Часть 12. Романтика Парижа
Утро вползает в номер медленно, через незадвинутые шторы — мягким, золотистым светом. Он ложится на помятые простыни, скользит по полу, касается обнажённых плеч, еле заметно касаясь кожи и возвращая память о минувшей ночи.
Драко просыпается первым. Глаза открываются неохотно, как будто он не хочет терять тепло сна, в котором всё было также просто и естественно, как и сейчас. Первое, что он чувствует — её вес. Она лежит на его груди, совершенно расслабленная, в абсолютной тишине утреннего покоя. Волосы растрёпаны, щёка уткнулась в его грудь. Дышит ровно, чуть глубже обычного.
Он замирает на мгновение, не двигаясь, просто позволяя себе наблюдать. Простыни помяты, и в их хаосе всё ещё живёт ночь: обрывки страсти, шёпоты, стоны, поцелуи. Всё это ещё ощущается на коже. На губах. Под пальцами.
Драко медленно проводит рукой по её волосам, от лба к затылку, стараясь не разбудить. Потом осторожно подтягивает одеяло выше, укрывая её плечи. Его движения непривычно мягкие, почти ласковые. И где-то внутри, на глубоком уровне, он понимает: это не просто забота. Это не просто ночь. Он чувствует нечто большее. Неуверенное. Но пугающе реальное.
Впервые за долгое время ему не хочется вставать, выскальзывать из-под одеяла, натягивать броню из костюма. Впервые он хочет остаться. Просто лежать. Просто быть.
С ней.
Драко слушает её размеренное дыхание, прижимаясь ближе. Он кладёт ладонь ей на спину и закрывает глаза. Пока есть немного времени. Пока утро ещё только начинается.
***
Гермиона просыпается медленно, словно пробуждаясь не только от сна, но и от какой-то внутренней неги. Сначала она ощущает тепло, спокойствие, тяжесть мускулистой руки у неё на талии. Потом — запах его кожи, пряный, едва уловимый, теперь уже слишком знакомый. И только потом приходит сознание. Мелькают вспышки воспоминаний о ночи. О том, как его губы ласкали её. Как он шептал её имя, как она стонала его...
Она открывает глаза и поворачивает голову.
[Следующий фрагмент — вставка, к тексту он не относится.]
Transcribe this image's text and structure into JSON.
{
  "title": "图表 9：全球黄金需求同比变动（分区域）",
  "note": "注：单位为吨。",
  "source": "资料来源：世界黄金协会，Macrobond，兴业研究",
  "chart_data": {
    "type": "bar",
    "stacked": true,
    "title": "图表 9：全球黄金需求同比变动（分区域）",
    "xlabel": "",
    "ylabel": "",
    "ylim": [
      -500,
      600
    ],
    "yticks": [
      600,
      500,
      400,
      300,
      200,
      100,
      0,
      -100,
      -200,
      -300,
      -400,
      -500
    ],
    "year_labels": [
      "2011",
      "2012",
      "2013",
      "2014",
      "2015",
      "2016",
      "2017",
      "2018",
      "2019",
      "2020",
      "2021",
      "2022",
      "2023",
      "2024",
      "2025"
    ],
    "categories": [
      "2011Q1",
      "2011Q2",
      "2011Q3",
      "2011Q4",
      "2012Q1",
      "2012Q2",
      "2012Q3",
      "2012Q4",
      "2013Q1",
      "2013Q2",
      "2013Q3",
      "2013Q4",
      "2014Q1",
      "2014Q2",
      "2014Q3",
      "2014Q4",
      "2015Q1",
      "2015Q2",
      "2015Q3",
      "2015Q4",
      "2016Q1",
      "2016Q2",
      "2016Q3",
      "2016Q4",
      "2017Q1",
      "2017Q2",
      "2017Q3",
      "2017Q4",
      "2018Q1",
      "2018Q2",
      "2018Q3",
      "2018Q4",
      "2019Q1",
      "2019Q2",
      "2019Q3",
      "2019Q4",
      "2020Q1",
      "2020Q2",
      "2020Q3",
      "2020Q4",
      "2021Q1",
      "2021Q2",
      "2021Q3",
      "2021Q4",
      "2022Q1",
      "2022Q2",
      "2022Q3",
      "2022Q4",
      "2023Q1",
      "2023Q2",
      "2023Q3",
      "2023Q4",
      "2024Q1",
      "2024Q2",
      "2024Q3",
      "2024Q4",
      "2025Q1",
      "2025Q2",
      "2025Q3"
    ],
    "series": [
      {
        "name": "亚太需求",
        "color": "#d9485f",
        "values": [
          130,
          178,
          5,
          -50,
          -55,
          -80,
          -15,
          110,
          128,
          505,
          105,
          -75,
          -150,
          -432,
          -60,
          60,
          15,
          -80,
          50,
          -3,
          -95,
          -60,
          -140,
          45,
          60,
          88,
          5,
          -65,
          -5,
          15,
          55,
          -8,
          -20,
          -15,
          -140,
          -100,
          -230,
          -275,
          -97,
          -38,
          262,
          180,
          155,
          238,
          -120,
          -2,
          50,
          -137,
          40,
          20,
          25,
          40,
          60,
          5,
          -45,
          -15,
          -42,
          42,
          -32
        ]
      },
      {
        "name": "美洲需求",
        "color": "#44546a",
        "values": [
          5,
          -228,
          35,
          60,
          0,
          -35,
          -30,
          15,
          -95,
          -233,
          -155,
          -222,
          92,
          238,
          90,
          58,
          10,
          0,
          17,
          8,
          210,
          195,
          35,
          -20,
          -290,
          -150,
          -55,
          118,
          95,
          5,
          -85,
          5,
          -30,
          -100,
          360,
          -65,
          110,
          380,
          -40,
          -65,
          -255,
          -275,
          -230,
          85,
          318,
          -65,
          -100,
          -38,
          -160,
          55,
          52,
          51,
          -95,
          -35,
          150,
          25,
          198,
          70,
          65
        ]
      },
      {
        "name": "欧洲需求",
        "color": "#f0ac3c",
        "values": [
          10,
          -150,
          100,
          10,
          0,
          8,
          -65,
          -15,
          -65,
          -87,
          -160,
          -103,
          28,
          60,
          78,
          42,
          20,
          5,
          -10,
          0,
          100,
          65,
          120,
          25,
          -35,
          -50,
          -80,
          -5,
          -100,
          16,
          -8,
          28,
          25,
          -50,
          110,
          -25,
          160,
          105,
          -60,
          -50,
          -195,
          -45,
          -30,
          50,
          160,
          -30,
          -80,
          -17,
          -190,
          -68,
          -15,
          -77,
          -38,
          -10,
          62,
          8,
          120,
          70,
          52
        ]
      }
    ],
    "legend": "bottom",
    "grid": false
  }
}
Он уже смотрит на неё с лёгкой тенью улыбки на лице.
— Доброе утро, — произносит он негромко, почти шёпотом, как будто не хочет разрушить хрупкость момента.
Она улыбается в ответ, немного сонно, но искренне.
— Доброе, — отвечает она. Голос чуть охрипший. — Очень доброе.
Он приподнимает бровь, и она хихикает, пряча лицо в его плечо, слегка краснея. Мышцы приятно ноют. Всё тело будто налито мягкой усталостью, и это ощущение — лучшее, что она испытывала за последнее время. Ей не хочется вставать, не хочется говорить ничего лишнего. Просто хочется быть рядом. Дышать в унисон. Тихо, медленно, по-настоящему.
Она чувствует, как его пальцы мягко гладят её по спине, и прикрывает глаза снова — не потому что хочет уснуть, а потому что здесь, в этой кровати, в этом номере, в его руках, ей безопасно.
— Я не хочу никуда идти, — говорит Гермиона, не открывая глаз.
— Я могу всё отменить, — отвечает Драко. — Если ты обещаешь провести в моей постели весь день.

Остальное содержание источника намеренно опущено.